The Jerusalem location of Pope Francis’s meeting with Ecumenical Patriarch Bartholomew I was no coincidence: Commemorating the first summit between a Roman Catholic pope and ecumenical patriarch (the spiritual leader of Orthodox Christians) 50 years ago after a millennium of schism between the Eastern and Western Churches, Sunday’s meeting was a reminder to Israelis and Palestinians that their battle, too, could have an eventual resolution.
“Every conflict comes to an end,” Rabbi Arthur Schneier told The Times of Israel shortly before the meeting on Sunday. The rabbi of New York’s historic Modern Orthodox Park East Synagogue for over 50 years, this is Schneier’s second time accompanying a pope on a visit to the Holy Land at the behest of the president of Israel — he also accompanied Pope Benedict XVI in 2009.
A Holocaust survivor born in Austria in 1930, Schneier was formally invited to welcome Pope Francis and Ecumenical Patriarch Bartholomew by President Shimon Peres, Chief Rabbi David Lau and the Yad Vashem Holocaust memorial, but “I come to Israel voluntarily as well,” he quipped.
Schneier has been instrumental in interfaith outreach through his Appeal of Conscience Foundation since its founding in 1965. Schneier and Bartholomew began working together in 1993 to create peace and tolerance conferences, in connection with conflicts in Yugoslavia and elsewhere. They also attended funerals together after the 2003 suicide bombings in Istanbul.
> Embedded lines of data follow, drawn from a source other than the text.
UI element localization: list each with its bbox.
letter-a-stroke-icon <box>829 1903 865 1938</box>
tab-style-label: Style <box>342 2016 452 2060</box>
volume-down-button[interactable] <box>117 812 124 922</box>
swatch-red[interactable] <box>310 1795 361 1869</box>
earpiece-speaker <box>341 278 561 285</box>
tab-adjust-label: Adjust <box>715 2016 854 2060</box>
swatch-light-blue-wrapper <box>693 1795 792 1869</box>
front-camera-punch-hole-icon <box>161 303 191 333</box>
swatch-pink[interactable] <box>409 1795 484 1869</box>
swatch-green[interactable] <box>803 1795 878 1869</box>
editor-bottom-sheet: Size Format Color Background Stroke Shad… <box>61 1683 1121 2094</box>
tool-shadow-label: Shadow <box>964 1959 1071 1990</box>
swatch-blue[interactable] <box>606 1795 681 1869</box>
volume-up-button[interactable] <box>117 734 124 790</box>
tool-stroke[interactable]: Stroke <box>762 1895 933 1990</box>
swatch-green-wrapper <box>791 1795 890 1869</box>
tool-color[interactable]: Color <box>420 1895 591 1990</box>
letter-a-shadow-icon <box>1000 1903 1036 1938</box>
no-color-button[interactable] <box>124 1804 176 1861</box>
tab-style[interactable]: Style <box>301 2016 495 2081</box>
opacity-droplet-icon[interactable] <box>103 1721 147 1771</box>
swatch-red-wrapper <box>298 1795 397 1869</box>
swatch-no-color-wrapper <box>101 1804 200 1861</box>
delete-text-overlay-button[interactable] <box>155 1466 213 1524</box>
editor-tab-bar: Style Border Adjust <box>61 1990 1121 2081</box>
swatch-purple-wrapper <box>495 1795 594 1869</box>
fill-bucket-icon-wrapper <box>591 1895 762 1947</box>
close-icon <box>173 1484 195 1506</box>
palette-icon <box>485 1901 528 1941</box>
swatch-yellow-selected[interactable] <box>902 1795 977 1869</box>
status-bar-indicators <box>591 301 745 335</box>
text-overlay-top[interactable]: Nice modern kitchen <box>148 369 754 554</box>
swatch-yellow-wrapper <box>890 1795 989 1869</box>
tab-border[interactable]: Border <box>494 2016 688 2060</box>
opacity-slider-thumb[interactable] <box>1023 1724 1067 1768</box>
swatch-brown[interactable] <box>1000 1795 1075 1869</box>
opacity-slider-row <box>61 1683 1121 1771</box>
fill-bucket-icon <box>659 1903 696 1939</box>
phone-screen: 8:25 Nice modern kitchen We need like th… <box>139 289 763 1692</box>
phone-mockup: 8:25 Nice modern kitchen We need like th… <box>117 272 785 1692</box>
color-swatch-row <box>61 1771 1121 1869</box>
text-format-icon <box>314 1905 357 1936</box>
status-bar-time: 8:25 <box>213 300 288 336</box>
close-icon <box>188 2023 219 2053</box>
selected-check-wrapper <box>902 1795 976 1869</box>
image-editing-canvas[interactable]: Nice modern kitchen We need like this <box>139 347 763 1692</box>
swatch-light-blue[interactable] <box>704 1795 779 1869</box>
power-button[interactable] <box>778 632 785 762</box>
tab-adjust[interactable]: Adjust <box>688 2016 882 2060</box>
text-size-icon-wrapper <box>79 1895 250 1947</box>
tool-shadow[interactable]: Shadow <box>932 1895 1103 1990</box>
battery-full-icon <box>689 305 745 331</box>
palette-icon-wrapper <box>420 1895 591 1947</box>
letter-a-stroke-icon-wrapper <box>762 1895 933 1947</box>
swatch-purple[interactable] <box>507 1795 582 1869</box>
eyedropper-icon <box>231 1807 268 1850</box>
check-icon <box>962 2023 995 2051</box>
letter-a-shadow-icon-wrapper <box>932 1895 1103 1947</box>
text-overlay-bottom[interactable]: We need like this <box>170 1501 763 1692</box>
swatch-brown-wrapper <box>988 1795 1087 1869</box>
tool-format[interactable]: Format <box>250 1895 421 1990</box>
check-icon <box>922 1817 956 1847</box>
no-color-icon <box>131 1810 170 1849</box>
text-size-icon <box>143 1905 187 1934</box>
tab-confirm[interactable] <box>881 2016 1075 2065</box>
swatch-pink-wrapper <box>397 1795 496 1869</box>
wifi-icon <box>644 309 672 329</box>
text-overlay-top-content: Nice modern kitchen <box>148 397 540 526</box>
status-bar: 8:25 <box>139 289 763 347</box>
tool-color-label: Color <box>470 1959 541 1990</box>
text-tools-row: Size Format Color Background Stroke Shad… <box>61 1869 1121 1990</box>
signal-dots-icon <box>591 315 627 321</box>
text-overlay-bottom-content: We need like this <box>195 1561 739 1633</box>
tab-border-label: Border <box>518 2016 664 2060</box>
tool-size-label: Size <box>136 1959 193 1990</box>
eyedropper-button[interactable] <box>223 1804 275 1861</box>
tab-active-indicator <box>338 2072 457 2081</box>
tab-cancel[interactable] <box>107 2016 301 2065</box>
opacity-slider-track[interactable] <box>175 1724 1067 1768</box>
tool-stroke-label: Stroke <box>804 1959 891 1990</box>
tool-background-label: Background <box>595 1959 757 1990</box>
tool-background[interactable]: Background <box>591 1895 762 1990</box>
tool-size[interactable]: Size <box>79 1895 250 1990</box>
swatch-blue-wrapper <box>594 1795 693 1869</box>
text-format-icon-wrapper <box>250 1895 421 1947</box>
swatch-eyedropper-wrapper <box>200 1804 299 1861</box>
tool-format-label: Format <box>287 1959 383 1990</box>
“Bartholomew is a very warm, compassionate human being, with great respect for every human being. He has tremendous dedication to outreach and also has very much been in the forefront of inter-religious cooperation,” said Schneier.

Bartholomew, the archbishop of Constantinople, is the ecumenical patriarch, “the first among equals” among Eastern Orthodox bishops since 1991. Similar to Judaism with its system of chief rabbis throughout the Diaspora, the Eastern Orthodox Communion has bishops in heavily populated Orthodox Christian areas such as Moscow.
The Jerusalem meeting between Francis, the head of the Catholic Church and the bishop of Rome, and Bartholomew was hardly their first. The Ecumenical Patriarch was at Francis’s 2013 inaugural mass, marking the first attendance of a bishop of Constantinople at the installation of a bishop of Rome.
“Bartholomew is very committed to go beyond the confines of just the Orthodox churches,” said Schneier, who marks the second Vatican Council as the turning point in the Catholic Church’s relationship with both the Eastern Orthodox Communion and Jews “after centuries of anti-Semitism.”
“We have seen a progressive, evolving relationship,” said Schneier. “After 900 years you have in Jerusalem a pope and ecumenical patriarch!”